English First finishes second in Nashville
Friday, January 23, 2009
- Organization: St. Louis Today
Voters in Nashville yesterday decisively defeated an "English First" special election measure that would have made the Tennessee city of 600,000 people the largest in the country to require all government business to be conducted only in English.
Bravo votantes por su pensamientos claros. La decisión es correcta.
The vote was lopsided _ 57 percent against 43 percent for the English First proposal. Opponents said that the stigma of Nashville becoming a city of intolerance and that the proposal would violate federal civil rights regulations turned the tide against the "one country, one language" brigade.
How the South has become a crucible of changing demographics and cultural clashes bespeaks how the face of the country is changing.
Last November, Missouri voters adopted Constitutional Amendment 1 - which made English the official language for all government proceedings. It was a slam dunk - 86 percent voted for it.
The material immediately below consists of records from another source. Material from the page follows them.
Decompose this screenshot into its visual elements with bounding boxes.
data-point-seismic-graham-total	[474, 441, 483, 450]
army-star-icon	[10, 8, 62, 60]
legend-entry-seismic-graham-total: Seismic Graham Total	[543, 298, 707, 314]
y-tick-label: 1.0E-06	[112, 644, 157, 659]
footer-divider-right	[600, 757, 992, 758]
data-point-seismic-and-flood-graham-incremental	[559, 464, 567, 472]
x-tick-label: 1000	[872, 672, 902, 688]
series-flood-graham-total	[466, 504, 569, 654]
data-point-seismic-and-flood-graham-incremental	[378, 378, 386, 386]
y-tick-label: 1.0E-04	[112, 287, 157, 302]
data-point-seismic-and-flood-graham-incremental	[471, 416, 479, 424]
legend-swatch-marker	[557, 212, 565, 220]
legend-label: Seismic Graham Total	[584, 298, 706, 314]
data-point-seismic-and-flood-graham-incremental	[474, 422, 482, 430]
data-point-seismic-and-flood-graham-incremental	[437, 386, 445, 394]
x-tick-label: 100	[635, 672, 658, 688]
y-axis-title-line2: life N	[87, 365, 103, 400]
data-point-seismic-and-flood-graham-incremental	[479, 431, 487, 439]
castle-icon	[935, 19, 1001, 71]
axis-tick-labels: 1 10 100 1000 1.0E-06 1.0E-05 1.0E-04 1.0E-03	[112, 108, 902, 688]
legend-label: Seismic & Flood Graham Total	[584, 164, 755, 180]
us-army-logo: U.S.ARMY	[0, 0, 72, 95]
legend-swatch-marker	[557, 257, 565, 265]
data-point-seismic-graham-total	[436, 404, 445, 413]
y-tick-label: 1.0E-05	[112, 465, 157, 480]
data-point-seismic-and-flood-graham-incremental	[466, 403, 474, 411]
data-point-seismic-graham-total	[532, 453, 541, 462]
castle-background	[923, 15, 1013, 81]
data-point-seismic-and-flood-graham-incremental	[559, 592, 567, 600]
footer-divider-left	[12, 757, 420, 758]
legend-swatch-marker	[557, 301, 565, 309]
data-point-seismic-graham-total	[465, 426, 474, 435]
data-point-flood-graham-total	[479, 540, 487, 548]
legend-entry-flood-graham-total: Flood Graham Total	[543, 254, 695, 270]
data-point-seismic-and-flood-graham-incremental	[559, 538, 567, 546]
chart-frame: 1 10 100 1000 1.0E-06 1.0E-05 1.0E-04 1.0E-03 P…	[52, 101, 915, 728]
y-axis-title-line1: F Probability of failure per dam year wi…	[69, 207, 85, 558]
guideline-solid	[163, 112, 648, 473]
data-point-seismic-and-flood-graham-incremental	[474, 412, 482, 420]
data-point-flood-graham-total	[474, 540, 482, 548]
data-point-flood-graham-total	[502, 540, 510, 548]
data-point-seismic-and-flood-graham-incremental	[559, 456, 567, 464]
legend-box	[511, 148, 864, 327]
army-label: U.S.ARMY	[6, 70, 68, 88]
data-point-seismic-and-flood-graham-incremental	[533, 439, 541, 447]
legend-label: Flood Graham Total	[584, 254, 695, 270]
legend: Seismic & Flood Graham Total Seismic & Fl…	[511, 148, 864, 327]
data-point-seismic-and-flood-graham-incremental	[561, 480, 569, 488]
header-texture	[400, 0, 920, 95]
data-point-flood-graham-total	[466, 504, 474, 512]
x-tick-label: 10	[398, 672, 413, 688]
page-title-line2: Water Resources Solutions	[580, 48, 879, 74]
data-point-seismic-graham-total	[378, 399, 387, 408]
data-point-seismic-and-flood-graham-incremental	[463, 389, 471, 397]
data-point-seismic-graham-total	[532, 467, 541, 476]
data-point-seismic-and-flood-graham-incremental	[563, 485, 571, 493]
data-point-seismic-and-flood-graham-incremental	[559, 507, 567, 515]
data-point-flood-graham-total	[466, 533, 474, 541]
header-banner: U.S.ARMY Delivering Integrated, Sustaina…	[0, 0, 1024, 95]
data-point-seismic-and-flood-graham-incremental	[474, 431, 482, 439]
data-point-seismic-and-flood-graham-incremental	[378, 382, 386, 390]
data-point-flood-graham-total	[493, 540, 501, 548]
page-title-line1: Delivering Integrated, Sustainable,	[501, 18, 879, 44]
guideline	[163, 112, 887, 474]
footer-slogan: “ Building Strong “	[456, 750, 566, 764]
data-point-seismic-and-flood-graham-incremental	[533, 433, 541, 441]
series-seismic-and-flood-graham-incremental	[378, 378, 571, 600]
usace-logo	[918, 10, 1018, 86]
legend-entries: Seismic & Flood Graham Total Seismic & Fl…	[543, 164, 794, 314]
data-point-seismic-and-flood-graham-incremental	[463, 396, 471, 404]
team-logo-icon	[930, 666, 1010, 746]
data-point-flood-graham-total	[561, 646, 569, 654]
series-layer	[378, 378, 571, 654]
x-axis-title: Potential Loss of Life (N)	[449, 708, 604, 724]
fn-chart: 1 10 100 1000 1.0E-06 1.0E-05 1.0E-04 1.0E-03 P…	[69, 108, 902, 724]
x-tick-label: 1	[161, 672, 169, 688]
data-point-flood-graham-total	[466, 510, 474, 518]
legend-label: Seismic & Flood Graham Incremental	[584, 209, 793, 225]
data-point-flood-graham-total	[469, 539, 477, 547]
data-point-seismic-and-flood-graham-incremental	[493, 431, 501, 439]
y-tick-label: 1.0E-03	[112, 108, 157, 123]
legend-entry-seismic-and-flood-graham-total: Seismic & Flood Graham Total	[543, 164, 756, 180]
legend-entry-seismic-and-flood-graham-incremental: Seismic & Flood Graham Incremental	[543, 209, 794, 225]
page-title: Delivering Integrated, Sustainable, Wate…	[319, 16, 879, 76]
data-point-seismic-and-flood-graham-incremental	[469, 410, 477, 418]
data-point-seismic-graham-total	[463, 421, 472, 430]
We're still waiting to for anyone to produce a problem that amendment solved but the rhetoric sounded patriotic.
Que lastima la ignorancia.
It takes my breath away that too many people are culturally myopic enough to believe that speaking a language other than English is un-American. High schools and colleges still require foreign-language classes for a reason yet it speaking another language in many places like St. Louis or Nashville can draw cold stares from some. Try it some time.
Knock, knock. People all over the world are able to speak more than one language - including English. English is fundamental for success in our country. No debate. The people who know that best are the ones with limited English proficiency.
Their lives are emblems of how important education and an ability to speak English are for them and their families to succeed. There is no anti-English conspiracy at work. Just the opposite.
But ballot measures to coerce English by denying the use of another language with people in transition while they learn English, our customs, laws and regulations are counterproductive.
Nashville spent nearly $300,000 on the special election, which excludes time spent and the dollars poured into both campaigns for ads, yard signs, brochures, etc.
What would that amount of money have meant had it been directed to the 10 percent of the non-English speaking people in Nashville for adult English courses and citizenship for the Hispanics, Kurds and Southeast Asians?
Immigrants themselves want to learn English more than the people who voted for English First measure.
Similar proposals in many other cities are a colossal waste of time and money. Their proponents would accomplish much more for their communities if they redirected that passion to helping immigrants to integrate into American life.